Update the test and move it into the scheduling-mem-dependency.ll. And update the test in scheduling-mem-dependency.ll. to make it more robust together with this patch, as it was added by me before ...

jsji added inline comments.Oct 29 2019, 8:53 AM
llvm/test/CodeGen/PowerPC/mi-scheduling.ll
36 ↗(On Diff #225814)

It's probably best if we just add a utility that dumps all of the instruction properties, and then we can directly test the output of that utility.
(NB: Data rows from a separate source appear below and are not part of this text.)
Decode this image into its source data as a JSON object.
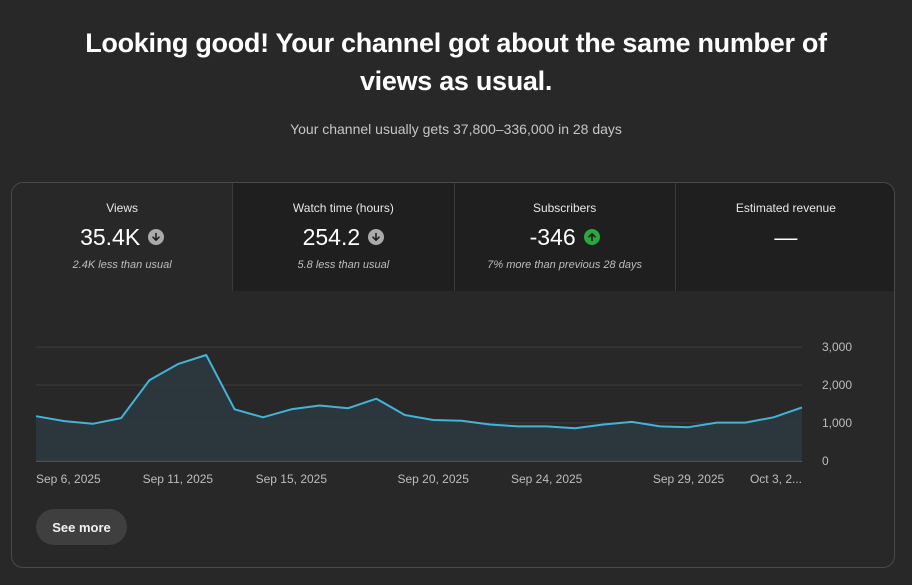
{
  "header": {
    "headline_line1": "Looking good! Your channel got about the same number of",
    "headline_line2": "views as usual.",
    "subline": "Your channel usually gets 37,800–336,000 in 28 days"
  },
  "metrics": [
    {
      "label": "Views",
      "value": "35.4K",
      "trend": "down",
      "note": "2.4K less than usual"
    },
    {
      "label": "Watch time (hours)",
      "value": "254.2",
      "trend": "down",
      "note": "5.8 less than usual"
    },
    {
      "label": "Subscribers",
      "value": "-346",
      "trend": "up",
      "note": "7% more than previous 28 days"
    },
    {
      "label": "Estimated revenue",
      "value": "—",
      "trend": "",
      "note": ""
    }
  ],
  "chart_data": {
    "type": "area",
    "x": [
      "Sep 6, 2025",
      "Sep 7, 2025",
      "Sep 8, 2025",
      "Sep 9, 2025",
      "Sep 10, 2025",
      "Sep 11, 2025",
      "Sep 12, 2025",
      "Sep 13, 2025",
      "Sep 14, 2025",
      "Sep 15, 2025",
      "Sep 16, 2025",
      "Sep 17, 2025",
      "Sep 18, 2025",
      "Sep 19, 2025",
      "Sep 20, 2025",
      "Sep 21, 2025",
      "Sep 22, 2025",
      "Sep 23, 2025",
      "Sep 24, 2025",
      "Sep 25, 2025",
      "Sep 26, 2025",
      "Sep 27, 2025",
      "Sep 28, 2025",
      "Sep 29, 2025",
      "Sep 30, 2025",
      "Oct 1, 2025",
      "Oct 2, 2025",
      "Oct 3, 2025"
    ],
    "series": [
      {
        "values": [
          1180,
          1050,
          980,
          1130,
          2130,
          2550,
          2790,
          1360,
          1150,
          1360,
          1460,
          1390,
          1640,
          1210,
          1080,
          1060,
          960,
          910,
          910,
          860,
          960,
          1030,
          910,
          890,
          1010,
          1010,
          1150,
          1410
        ]
      }
    ],
    "x_tick_labels": [
      "Sep 6, 2025",
      "Sep 11, 2025",
      "Sep 15, 2025",
      "Sep 20, 2025",
      "Sep 24, 2025",
      "Sep 29, 2025",
      "Oct 3, 2..."
    ],
    "y_ticks": [
      "0",
      "1,000",
      "2,000",
      "3,000"
    ],
    "ylim": [
      0,
      3000
    ],
    "grid": true,
    "colors": {
      "line": "#41b4d8",
      "fill": "#2b3a3f"
    }
  },
  "actions": {
    "see_more": "See more"
  }
}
I'd certainly welcome some follow-up patch which did that.

Yes, good idea for such utility, we should be able to catch quite some hidden bugs with it.

hfinkel added inline comments.Oct 29 2019, 9:40 AM
llvm/test/CodeGen/PowerPC/mi-scheduling.ll
36 ↗(On Diff #225814)

Yes, good idea for such utility, we should be able to catch quite some hidden bugs with it.

Exactly; I used to do this every once in a while my manually searching through the TableGen-generated files; I suppose that we might be able to do this by literally running TableGen and matching the output, but a separate utility might be better from a build-process-management standpoint and because it won't require rerunning TableGen (which could be slow in Debug mode).

This revision was automatically updated to reflect the committed changes.